4. Upper Extremity Injury
The employee asserts the compensation judge failed to comprehend and address the employee’s claim, contending the employee claimed a Gillette injury to her left upper extremity that included left carpal tunnel syndrome and “an additional injury as well.” (App. Brief p. 18.) The employee’s claim petition lists bilateral carpal tunnel syndrome. It is unclear from the record of the hearing whether the employee was alleging some additional or different condition or what that condition might be. Although the employee was seen for left arm pain, the location, symptoms, and diagnosis were different with each doctor she saw. Nor, as noted by the compensation judge, was it clear what might be causing the employee’s left arm pain and symptoms. Under these facts, the compensation judge concluded it was premature to determine whether the employee had suffered some other work-related injury to the left arm and limited his determination to the employee’s carpal tunnel syndrome claim. Given the vagueness of the employee’s claim, we agree with the compensation judge and affirm.

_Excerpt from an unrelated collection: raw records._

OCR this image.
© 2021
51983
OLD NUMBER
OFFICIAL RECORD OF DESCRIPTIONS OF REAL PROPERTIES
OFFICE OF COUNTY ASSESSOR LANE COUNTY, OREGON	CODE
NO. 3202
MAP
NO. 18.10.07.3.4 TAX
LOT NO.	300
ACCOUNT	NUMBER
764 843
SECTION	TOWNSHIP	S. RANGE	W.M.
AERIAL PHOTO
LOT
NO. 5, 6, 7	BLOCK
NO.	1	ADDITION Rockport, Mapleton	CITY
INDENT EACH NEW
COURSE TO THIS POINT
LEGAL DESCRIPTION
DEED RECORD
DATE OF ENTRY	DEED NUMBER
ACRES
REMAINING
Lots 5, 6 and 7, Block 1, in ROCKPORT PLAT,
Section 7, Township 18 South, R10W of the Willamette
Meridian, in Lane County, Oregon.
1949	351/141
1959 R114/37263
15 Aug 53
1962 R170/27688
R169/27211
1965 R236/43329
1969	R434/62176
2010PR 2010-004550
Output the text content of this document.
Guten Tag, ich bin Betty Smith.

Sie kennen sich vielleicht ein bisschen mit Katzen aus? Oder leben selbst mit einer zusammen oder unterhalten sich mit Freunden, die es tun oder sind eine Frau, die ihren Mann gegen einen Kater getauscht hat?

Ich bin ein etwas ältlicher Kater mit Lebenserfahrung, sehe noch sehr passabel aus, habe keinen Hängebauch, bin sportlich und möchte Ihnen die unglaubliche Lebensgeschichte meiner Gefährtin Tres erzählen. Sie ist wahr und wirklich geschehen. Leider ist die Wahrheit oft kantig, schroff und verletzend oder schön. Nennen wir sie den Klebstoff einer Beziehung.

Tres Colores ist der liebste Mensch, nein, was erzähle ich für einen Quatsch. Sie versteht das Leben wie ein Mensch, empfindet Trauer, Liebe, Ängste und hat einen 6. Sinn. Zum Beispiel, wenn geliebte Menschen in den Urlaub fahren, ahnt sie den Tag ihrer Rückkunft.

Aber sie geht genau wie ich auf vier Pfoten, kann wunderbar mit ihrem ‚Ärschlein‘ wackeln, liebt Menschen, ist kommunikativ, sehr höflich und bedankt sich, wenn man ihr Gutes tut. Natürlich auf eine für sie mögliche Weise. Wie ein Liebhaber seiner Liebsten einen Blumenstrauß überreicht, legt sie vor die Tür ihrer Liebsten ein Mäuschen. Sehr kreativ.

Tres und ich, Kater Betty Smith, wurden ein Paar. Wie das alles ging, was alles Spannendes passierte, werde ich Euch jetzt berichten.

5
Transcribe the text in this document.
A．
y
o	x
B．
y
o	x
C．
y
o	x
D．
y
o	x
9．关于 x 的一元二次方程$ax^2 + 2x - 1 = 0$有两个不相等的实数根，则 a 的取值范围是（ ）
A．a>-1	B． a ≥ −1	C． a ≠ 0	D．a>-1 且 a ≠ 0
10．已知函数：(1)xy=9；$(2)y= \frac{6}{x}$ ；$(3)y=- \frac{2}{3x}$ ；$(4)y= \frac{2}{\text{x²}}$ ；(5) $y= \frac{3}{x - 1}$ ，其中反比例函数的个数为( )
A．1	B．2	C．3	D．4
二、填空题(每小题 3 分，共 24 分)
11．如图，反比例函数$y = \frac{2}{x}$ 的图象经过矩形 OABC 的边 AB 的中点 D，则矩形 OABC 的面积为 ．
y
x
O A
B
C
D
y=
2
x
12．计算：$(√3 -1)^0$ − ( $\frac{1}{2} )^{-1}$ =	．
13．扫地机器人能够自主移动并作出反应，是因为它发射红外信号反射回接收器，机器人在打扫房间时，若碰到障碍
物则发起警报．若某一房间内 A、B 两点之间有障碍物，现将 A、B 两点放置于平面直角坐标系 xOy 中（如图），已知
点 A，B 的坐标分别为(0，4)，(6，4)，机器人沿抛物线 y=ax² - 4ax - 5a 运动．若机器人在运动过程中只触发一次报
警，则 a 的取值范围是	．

As we have affirmed the compensation judge’s findings that the employee did not have carpal tunnel syndrome and that the employee failed to establish that her work activities were a substantial contributing cause of carpal tunnel syndrome, we affirm the compensation judge’s denial of temporary total disability benefits, payment of medical expenses, and a rehabilitation consultation.
[1] We agree an EMG is not mandated for a diagnosis of carpal tunnel syndrome. However, in this case, Dr. Call believed that best practices indicated an EMG to confirm the diagnosis of carpal tunnel syndrome where, as Dr. Hurley noted in his chart note, the employee “present[ed] a little differently as her symptoms radiate[d] up the forearm and upper arm instead of into the hand and fingers bilaterally” (Pet. Exh. J.)
[2] The employee testified that she is left-handed, that she did her work duties primarily with her left hand, and that it was her left wrist and arm that caused the most problems.